4.) And the big one....The UN Iraqi "Oil-for-Payoffs-Weapons-and-Diplomatic-Immunity" program, otherwise known UNSCAM. This site created by the Commissar has perhaps the best round up of all the information. From the site-
"After the 1991 Gulf War, the U.N. imposed economic sanctions on Saddam's regime. Concerned that the sanctions were hurting the people of Iraq, in 1996 the Security Council established the Iraq Oil-for-Food Program (OFP). Under strict U.N. control, Iraq would be allowed to export oil and import food and humanitarian supplies.

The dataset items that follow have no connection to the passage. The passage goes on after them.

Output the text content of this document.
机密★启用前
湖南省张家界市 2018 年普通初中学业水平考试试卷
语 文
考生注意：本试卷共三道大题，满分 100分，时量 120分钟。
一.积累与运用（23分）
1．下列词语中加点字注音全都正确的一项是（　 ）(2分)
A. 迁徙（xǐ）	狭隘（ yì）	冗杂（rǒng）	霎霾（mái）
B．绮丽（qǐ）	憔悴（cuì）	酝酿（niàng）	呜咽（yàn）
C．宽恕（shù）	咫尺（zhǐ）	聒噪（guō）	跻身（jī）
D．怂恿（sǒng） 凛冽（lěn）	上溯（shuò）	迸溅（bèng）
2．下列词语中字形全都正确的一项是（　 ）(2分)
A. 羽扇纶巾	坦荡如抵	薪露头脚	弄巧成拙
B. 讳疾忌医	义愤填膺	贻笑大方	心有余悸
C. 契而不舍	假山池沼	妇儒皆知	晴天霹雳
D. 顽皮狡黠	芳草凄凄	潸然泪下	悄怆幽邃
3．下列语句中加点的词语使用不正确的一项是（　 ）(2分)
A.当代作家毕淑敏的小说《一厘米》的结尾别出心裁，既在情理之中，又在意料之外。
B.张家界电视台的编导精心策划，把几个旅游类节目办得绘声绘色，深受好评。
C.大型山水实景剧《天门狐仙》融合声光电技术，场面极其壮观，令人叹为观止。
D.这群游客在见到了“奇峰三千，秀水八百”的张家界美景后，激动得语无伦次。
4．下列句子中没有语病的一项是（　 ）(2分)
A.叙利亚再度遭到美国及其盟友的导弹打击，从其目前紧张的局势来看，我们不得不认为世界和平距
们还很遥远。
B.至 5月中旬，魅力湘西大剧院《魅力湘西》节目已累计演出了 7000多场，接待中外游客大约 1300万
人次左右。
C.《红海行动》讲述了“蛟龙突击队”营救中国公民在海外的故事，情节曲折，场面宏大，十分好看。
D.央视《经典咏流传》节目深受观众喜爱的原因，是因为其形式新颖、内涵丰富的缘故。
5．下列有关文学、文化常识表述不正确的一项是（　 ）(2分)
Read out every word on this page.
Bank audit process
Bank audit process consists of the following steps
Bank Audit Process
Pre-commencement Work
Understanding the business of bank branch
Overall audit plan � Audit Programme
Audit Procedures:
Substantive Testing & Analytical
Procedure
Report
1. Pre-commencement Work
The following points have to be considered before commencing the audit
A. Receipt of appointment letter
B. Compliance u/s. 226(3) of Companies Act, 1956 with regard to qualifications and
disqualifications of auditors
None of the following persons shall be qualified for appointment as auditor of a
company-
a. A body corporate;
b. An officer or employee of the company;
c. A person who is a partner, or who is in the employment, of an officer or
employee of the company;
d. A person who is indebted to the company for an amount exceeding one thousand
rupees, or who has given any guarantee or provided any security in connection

Over time, the program grew. Over seven years, $65 billion worth of oil was sold through the program and $38 billion of goods was imported into Saddam-controlled Iraq. Inspectors, monitors, and local bureaucrats oversaw oil sales, imports, and distribution of the humanitarian aid. The other $27 billion went to Kuwaiti war reparations, to the UN for administrative costs, and to Kurdish-controlled Iraq.
Saddam evaded and abused the sanctions program as much as possible. He smuggled oil out of Iraq. He demanded kickbacks from both sides of the OFP: purchasers of oil and suppliers of goods. The GAO estimates that he earned $10 billion from smuggling ($5.7Bn) and kickbacks ($4.4Bn).
For years before the 2003 Iraq War, much of this was known, and ignored by the U.N. and the U.S. Indeed, there was constant global pressure to abandon or ease the sanctions; various Security Council Resolutions increased the amount of oil that could be sold and broadened the list of goods that could be imported. In 2001, the OFP did tighten up the oil pricing policy, and thus reduced the margin on the kickbacks required from oil purchasers.
Various U.S. agencies reported on the graft and kickbacks throughout 2002 and 2003, with modest attention. The lid blew off the OFP scandal on January 30, 2004, with the publication in Al-Mada, a Baghdad newspaper, of a list of 270 alleged recipients of oil allocations from Saddam. Reportedly the recipients of these vouchers had the right to buy Iraqi oil and could then re-sell it at a tidy profit. The names included oil companies, small trading companies, politicians (many of them vocally pro-Saddam), and at least one U.N. official, Benon Sevan, the head of OFP. (By my estimate, the published list of oil vouchers, in total, was worth about $800 million, one part of the puzzle, NOT the whole thing.)
There is obviously a need for a United Nations type of organization, but the current one is infested with dictatorships and career diplomats who do nothing to further the welfare of the world or even their own constituents. Certain nations pack certain committees so that they clear themselves of any wrongdoing. Right now, the UN Relief and Works Agency (UNRWA) set up in Palestine is one of the only relief agencies of its kind and level of funding. While I agree that Palestine needs help and funding (even though Arafat died with billions of dollars of Palestinians money), how come there isn't a relief agency set up North Korea? How come the UN doesn't have the same level of relief agency set up for the Sudanese getting slaughtered and starved by muslim militants? The United Nations has become what it replaced, the League of Nations- an ineffectual institution which hinders progress and democratic change in the regimes it represents.
Suggestions for its replacement have been something along the lines of a League of Free Nations, composed of only those nations who value liberty, individual freedom, and self-determination in government. Then we can move the UN building to France and let them play with it.
But it is very difficult to accept the premise that the UN is currently capable of doing anything but be increasingly hypocritical.